Thanks for the thread! This is an automated courtesy bump. Sorry you aren't generating responses at the moment. Do you have any further information, come to any new conclusions or is it possible to reword the post? The more details the better.

3. Mar 20, 2017

### Staff: Mentor

Do you mean a photon with momentum $k$? Your notation and your question seem to imply that.

4. Mar 23, 2017

### spaghetti3451

There is a longitudinal polarization. This is for a W or Z boson.

5. Mar 23, 2017

### Staff: Mentor

But you refer to a gauge choice for the electromagnetic 4-vector. That's not the same as a W or Z boson.
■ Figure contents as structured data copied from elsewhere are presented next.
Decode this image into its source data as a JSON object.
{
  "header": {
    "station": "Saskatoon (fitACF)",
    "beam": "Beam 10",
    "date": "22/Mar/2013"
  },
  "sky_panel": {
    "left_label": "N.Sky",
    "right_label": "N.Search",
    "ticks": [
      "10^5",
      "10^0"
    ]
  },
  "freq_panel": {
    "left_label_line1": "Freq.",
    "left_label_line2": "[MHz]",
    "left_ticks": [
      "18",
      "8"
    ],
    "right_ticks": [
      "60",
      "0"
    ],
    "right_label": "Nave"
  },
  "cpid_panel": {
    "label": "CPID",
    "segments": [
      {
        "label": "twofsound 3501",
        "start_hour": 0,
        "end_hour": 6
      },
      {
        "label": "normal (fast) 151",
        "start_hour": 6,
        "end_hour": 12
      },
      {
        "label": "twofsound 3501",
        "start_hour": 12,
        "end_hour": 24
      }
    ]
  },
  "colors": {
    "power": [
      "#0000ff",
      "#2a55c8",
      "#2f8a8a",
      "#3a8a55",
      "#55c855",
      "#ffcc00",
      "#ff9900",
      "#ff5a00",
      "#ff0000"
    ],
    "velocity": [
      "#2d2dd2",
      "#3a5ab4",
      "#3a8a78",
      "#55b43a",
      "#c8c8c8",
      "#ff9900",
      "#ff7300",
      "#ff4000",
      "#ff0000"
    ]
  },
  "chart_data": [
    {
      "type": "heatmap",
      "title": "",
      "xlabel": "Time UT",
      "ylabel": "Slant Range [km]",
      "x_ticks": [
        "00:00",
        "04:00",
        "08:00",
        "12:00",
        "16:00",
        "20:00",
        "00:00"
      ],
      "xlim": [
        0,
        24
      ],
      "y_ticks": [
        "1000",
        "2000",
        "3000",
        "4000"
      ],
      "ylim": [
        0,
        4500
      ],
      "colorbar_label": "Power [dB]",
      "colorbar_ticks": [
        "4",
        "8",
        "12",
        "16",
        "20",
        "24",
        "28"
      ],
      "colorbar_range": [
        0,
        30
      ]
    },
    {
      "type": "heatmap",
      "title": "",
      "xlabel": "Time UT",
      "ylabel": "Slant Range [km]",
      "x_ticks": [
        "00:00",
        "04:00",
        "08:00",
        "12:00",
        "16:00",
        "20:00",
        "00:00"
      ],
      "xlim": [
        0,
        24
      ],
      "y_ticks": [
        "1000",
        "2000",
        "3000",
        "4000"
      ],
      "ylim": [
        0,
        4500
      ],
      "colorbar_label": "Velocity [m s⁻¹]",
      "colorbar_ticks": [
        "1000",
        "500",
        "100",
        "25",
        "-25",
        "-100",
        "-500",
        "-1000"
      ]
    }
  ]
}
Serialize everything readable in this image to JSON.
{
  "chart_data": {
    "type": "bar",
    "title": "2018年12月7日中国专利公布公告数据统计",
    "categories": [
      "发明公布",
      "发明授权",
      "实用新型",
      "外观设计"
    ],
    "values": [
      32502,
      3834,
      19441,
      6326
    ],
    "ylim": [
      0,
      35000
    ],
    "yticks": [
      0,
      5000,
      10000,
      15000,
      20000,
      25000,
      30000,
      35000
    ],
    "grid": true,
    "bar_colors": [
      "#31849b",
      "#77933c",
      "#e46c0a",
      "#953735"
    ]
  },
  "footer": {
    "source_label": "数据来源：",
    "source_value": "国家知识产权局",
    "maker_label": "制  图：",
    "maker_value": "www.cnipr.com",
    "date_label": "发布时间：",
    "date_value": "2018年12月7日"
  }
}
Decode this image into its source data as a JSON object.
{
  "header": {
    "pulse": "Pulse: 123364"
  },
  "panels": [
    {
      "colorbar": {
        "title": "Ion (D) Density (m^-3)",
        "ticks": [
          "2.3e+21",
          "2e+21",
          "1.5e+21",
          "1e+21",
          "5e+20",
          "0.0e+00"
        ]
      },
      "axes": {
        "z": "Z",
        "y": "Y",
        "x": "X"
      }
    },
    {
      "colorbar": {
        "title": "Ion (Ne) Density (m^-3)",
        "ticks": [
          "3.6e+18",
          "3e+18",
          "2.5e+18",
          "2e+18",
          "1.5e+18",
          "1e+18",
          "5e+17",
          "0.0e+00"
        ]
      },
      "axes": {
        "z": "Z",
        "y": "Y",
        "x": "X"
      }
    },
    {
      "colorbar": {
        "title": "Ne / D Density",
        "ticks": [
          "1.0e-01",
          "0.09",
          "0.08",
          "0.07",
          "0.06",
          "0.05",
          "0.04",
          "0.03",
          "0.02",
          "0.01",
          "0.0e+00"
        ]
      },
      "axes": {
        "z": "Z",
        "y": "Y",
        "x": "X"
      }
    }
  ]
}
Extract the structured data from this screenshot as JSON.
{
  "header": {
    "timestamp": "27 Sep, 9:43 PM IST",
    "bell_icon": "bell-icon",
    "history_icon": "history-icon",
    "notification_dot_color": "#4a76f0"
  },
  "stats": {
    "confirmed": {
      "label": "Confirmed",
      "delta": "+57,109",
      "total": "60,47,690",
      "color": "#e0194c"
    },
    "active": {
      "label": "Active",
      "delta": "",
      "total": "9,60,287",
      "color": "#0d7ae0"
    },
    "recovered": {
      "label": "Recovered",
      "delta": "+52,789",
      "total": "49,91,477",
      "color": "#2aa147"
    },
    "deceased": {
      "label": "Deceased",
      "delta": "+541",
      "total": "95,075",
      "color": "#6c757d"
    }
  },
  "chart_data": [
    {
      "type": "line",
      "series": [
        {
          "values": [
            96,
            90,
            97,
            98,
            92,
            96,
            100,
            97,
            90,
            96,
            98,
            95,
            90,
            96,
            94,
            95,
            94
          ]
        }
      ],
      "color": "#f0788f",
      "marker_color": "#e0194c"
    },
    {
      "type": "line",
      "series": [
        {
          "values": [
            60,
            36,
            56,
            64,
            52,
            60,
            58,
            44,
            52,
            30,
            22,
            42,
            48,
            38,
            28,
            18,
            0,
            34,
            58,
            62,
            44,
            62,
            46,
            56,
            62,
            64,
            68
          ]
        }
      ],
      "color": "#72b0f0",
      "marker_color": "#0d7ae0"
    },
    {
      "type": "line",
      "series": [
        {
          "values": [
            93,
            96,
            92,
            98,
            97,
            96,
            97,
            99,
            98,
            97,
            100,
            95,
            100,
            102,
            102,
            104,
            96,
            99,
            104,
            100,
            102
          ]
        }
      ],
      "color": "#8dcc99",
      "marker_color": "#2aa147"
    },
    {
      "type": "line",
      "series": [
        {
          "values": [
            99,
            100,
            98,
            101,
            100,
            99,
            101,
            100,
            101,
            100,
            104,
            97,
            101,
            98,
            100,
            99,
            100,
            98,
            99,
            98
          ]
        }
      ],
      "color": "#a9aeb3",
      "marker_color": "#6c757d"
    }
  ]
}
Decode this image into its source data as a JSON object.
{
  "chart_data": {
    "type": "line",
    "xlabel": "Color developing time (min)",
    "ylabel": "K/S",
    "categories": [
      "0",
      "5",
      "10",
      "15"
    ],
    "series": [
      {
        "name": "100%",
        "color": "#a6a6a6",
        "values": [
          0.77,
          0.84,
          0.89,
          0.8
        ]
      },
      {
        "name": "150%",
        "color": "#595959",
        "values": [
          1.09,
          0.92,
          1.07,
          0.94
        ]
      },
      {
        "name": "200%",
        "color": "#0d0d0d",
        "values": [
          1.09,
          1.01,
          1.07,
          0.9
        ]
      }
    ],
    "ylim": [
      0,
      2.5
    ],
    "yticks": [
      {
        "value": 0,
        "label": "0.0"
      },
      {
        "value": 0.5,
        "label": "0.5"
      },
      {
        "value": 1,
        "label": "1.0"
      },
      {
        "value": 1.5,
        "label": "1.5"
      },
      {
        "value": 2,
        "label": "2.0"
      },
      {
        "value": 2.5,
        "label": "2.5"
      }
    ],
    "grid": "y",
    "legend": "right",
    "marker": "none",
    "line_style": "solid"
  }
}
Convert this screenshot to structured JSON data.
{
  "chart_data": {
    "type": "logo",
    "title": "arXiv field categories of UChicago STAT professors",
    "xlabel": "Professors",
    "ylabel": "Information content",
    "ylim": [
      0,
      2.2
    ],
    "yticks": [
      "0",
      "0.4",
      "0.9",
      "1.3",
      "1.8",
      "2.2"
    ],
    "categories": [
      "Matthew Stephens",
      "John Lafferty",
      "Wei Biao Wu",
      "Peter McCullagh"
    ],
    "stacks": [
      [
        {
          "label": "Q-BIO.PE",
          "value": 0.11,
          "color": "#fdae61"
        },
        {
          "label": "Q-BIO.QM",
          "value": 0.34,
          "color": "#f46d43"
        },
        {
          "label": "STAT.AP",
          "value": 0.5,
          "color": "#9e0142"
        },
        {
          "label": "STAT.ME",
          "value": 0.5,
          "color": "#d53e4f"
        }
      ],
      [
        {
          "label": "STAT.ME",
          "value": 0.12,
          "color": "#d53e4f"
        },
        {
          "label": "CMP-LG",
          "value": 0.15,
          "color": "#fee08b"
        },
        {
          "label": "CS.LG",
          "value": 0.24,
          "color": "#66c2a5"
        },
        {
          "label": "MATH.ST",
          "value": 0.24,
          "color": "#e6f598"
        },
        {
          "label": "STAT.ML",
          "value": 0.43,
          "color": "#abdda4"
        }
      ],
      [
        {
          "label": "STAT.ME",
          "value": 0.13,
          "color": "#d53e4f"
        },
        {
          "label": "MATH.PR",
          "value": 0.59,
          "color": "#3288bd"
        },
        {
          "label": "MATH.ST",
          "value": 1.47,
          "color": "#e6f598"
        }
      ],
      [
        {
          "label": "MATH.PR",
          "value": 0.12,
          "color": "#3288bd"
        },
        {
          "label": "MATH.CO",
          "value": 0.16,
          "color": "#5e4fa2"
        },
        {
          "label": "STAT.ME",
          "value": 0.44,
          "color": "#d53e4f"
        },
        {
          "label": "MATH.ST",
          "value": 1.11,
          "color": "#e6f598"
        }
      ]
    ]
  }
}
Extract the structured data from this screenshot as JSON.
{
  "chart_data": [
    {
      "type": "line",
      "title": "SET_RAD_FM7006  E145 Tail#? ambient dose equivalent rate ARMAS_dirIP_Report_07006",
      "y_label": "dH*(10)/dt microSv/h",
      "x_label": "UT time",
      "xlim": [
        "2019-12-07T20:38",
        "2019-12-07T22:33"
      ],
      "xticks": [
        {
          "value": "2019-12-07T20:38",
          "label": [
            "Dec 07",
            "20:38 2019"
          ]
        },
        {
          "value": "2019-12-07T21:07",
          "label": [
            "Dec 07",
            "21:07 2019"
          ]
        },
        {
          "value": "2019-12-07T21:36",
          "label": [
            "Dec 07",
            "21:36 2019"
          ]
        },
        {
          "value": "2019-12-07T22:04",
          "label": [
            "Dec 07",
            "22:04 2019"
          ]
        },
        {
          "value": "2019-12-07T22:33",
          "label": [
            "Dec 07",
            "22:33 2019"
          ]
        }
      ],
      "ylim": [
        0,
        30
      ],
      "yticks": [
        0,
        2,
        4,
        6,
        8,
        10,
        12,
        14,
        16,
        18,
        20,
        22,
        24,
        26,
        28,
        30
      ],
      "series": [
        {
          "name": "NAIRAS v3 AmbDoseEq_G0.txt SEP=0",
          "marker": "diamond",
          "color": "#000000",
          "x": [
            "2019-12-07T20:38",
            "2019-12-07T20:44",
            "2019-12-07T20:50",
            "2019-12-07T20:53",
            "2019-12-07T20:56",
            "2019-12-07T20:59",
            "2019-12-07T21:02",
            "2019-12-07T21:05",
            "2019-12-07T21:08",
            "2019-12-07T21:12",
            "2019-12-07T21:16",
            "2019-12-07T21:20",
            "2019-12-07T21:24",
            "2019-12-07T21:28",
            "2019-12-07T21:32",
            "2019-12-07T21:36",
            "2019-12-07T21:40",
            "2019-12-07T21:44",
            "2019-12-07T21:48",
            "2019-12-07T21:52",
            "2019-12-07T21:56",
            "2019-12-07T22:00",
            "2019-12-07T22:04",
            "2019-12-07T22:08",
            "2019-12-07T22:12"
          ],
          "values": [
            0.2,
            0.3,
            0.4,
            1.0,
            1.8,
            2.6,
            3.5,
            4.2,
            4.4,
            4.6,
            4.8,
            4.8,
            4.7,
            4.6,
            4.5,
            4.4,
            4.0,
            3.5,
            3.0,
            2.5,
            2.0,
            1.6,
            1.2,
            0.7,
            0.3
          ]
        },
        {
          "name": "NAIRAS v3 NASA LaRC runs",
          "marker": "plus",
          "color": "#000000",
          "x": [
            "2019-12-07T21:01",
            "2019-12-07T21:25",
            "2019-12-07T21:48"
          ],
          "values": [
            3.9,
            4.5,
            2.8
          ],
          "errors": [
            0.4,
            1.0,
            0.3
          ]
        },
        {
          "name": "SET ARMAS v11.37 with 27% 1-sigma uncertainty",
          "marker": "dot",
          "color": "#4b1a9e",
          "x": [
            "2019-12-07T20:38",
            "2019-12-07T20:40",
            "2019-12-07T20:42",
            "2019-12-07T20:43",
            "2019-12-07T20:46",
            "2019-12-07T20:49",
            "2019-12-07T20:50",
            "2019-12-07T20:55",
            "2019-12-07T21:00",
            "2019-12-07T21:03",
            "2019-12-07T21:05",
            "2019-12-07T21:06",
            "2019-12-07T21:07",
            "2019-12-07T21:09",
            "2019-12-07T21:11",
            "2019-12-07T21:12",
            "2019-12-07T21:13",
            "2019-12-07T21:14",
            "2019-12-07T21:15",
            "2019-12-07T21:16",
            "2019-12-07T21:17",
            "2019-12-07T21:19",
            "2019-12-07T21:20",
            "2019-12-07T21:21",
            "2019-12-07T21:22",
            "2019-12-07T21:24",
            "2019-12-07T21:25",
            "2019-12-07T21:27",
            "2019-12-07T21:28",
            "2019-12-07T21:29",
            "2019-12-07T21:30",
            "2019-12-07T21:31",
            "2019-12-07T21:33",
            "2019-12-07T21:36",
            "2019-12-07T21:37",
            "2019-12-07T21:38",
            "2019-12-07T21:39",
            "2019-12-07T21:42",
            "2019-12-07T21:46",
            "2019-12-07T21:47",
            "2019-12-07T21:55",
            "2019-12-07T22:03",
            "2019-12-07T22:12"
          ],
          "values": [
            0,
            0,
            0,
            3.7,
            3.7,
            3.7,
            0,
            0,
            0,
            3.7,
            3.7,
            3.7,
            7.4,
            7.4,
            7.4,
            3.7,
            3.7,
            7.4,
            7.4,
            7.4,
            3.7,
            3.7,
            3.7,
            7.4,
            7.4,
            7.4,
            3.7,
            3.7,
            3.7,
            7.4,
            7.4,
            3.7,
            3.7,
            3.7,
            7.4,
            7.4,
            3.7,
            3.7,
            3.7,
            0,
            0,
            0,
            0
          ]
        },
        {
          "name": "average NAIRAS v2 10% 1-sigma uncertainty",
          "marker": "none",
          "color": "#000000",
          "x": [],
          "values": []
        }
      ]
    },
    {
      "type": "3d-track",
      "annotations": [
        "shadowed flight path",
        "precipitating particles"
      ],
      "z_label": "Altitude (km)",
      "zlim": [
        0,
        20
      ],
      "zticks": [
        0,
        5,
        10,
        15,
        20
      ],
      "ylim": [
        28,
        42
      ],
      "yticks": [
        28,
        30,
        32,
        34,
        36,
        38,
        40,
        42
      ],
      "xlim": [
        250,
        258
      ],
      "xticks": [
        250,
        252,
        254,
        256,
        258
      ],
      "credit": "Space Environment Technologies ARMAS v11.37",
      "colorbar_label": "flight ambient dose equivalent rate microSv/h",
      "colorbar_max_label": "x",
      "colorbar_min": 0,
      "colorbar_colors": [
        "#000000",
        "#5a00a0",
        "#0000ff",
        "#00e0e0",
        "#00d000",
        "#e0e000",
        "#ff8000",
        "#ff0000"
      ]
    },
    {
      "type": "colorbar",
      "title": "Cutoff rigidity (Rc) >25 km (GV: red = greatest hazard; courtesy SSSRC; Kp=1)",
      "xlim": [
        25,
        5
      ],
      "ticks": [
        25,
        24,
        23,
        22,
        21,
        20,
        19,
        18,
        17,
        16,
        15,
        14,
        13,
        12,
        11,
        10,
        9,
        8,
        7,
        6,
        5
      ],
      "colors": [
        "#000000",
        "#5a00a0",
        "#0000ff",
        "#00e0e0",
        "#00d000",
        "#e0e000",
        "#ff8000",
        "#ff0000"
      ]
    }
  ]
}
Which are you asking about?

6. Mar 24, 2017

### vanhees71

In the electroweak standard model (as for any Higgsed gauge theory) the unitary gauge reveals the particle content explicitly. It's drawback is that the proper vertex functions are not explicitly renormalizable in this gauge, but to get the physical degrees of freedom, it's great. The great discovery by 't Hooft and Veltman in 1971 was thas one can choose a renormalizable gauge (called $R_{\xi}$ gauges), where the proper vertex functions are manifestly renormalizable since the power counting works as for scalar fields, i.e., the gauge-boson propogator falls qudratically with momentum in these gauges. Together with dim. reg. that enabled them to prove both the renormalizability of non-abelian Higgsed gauge theories and the unitarity and physicality of the S-matrix. It makes clear that both the Faddeev-Popov ghosts and the "would-be Goldstone bosons" conspire with the unphysical polarization degree of freedom of the gauge bosons to cancel these unphysical degrees out of the S-matrix (at any order in perturbation theory), and this makes the Standard Model a physically consistent QFT of the electroweak interaction.